A major trend in abortion care across the U.S. has begun to reverse, with the number of abortions performed in recent years ticking up after decades of decline, according to the Guttmacher Institute.

From around 1990 through 2017, the number of abortions performed in the country showed an unmistakable downward trend. However, between 2017 and 2020, there was an 8% increase in abortions reported to Guttmacher as part of its triennial data collection effort, the group announced Wednesday. Some 930,160 abortions were reported in 2020, up from 862,320 abortions three years earlier.

The rise was greatest in the West and Midwest. Guttmacher suggested several factors that may have contributed to the change, such as increased support for local abortion funds and expanded Medicaid coverage in some states.

“An increase in abortion numbers is a positive development if it means people are getting the health care they want and need,” Guttmacher said in a statement. “Rather than focusing on reducing abortion, policies should instead center the needs of people and protect their right to bodily autonomy.”

But the findings come at a perilous moment in the history of American reproductive health care.

Based on a leaked draft of a Supreme Court majority opinion, the court appears poised to overturn Roe v. Wade, the 1973 decision that legalized abortion nationwide. The opinion concerns a case questioning the legality of a 15-week abortion ban enacted by the state of Mississippi. Chief Justice John Roberts confirmed the authenticity of the leaked draft and said the court would find out who was responsible.
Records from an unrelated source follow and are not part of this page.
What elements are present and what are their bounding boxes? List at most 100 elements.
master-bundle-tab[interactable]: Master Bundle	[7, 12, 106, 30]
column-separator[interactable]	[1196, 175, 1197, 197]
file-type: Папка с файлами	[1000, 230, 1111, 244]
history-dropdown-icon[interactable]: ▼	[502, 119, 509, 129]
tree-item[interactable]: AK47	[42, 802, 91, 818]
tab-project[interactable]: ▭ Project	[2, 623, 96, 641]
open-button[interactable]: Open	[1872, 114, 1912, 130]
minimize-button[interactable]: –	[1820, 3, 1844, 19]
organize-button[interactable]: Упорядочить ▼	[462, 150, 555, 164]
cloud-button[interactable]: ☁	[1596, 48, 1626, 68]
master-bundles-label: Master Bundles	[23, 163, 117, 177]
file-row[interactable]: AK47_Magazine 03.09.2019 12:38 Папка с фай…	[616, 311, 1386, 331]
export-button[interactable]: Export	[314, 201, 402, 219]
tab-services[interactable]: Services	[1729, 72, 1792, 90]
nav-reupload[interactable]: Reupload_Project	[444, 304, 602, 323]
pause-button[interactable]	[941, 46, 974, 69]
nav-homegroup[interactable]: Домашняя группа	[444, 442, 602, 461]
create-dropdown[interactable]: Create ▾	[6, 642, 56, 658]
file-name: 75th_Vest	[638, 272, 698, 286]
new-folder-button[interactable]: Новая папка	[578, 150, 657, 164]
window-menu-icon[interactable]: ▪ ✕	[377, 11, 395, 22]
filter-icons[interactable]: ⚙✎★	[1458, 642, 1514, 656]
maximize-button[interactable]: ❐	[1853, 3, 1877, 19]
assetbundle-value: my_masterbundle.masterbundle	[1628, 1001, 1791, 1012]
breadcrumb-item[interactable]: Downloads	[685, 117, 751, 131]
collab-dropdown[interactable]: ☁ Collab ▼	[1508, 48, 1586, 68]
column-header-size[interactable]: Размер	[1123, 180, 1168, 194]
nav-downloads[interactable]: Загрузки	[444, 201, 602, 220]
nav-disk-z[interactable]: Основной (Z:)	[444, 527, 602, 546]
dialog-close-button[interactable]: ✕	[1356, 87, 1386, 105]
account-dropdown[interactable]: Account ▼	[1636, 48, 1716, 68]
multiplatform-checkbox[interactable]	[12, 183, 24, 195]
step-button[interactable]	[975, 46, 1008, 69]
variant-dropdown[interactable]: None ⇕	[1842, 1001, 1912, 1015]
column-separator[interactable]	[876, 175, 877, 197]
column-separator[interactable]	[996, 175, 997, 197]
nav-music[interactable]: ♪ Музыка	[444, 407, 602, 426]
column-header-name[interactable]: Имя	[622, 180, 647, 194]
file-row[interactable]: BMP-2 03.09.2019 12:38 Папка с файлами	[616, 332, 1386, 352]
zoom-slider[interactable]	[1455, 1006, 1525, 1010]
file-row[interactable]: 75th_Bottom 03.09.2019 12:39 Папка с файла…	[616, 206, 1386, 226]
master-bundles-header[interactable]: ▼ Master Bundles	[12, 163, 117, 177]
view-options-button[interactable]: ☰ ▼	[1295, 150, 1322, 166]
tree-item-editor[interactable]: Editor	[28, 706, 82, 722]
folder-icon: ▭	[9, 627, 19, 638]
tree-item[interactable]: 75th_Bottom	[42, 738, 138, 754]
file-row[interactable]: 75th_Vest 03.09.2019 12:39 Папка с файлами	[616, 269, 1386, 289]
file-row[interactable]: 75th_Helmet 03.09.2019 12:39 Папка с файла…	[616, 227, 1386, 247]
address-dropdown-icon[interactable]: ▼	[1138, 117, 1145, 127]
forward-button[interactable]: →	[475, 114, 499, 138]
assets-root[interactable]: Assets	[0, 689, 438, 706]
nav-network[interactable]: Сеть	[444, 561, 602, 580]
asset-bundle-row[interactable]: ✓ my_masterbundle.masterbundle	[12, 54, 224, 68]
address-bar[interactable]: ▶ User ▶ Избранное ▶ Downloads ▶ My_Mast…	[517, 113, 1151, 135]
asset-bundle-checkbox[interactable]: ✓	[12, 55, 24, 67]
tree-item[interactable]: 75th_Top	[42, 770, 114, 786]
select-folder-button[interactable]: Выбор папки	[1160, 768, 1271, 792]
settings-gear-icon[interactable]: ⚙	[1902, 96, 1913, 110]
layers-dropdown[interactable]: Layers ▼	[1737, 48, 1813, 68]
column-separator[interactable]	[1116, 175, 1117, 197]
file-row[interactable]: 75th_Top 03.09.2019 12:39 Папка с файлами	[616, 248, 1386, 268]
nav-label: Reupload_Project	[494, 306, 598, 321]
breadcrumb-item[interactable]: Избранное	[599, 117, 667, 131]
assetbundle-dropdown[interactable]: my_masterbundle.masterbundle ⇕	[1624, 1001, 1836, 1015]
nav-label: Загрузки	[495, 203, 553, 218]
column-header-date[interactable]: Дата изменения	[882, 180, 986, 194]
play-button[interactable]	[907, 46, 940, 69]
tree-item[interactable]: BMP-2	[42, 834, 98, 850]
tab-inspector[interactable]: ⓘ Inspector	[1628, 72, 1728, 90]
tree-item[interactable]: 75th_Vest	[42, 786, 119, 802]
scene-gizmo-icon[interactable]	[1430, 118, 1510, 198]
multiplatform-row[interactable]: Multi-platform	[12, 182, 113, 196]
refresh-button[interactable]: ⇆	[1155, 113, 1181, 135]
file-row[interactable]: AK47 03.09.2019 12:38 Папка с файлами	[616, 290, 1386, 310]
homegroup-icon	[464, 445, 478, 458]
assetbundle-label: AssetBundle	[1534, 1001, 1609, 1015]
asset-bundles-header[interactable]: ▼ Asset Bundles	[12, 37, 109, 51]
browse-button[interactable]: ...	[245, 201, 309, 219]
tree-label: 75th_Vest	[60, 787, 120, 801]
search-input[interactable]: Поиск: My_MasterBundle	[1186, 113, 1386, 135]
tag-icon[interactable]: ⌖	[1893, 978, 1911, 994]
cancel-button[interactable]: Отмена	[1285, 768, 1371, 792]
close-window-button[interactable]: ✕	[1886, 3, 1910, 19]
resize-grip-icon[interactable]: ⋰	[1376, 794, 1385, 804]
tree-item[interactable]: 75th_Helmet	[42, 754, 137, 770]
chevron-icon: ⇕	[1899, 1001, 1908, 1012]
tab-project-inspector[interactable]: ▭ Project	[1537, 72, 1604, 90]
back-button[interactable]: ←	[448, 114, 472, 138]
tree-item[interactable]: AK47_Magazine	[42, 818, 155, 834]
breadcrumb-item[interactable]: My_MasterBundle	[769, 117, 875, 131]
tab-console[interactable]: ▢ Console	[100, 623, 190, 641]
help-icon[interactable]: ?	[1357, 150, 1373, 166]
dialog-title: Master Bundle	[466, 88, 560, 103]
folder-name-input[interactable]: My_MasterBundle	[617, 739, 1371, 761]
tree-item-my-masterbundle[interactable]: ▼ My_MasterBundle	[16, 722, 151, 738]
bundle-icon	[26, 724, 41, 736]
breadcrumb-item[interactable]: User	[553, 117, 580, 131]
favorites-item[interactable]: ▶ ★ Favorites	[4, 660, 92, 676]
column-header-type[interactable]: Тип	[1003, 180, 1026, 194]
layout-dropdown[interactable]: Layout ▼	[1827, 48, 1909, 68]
The court’s final decision on the case, Dobbs v. Jackson Women’s Health Organization, is expected to be handed down by July 1.

With a supermajority of conservative justices now on the Supreme Court, conservative states have been working to pass more and more stringent abortion laws. Texas blazed a new trail with a law banning abortion at around the six-week mark that deputizes ordinary citizens to enforce it, and other states are following suit.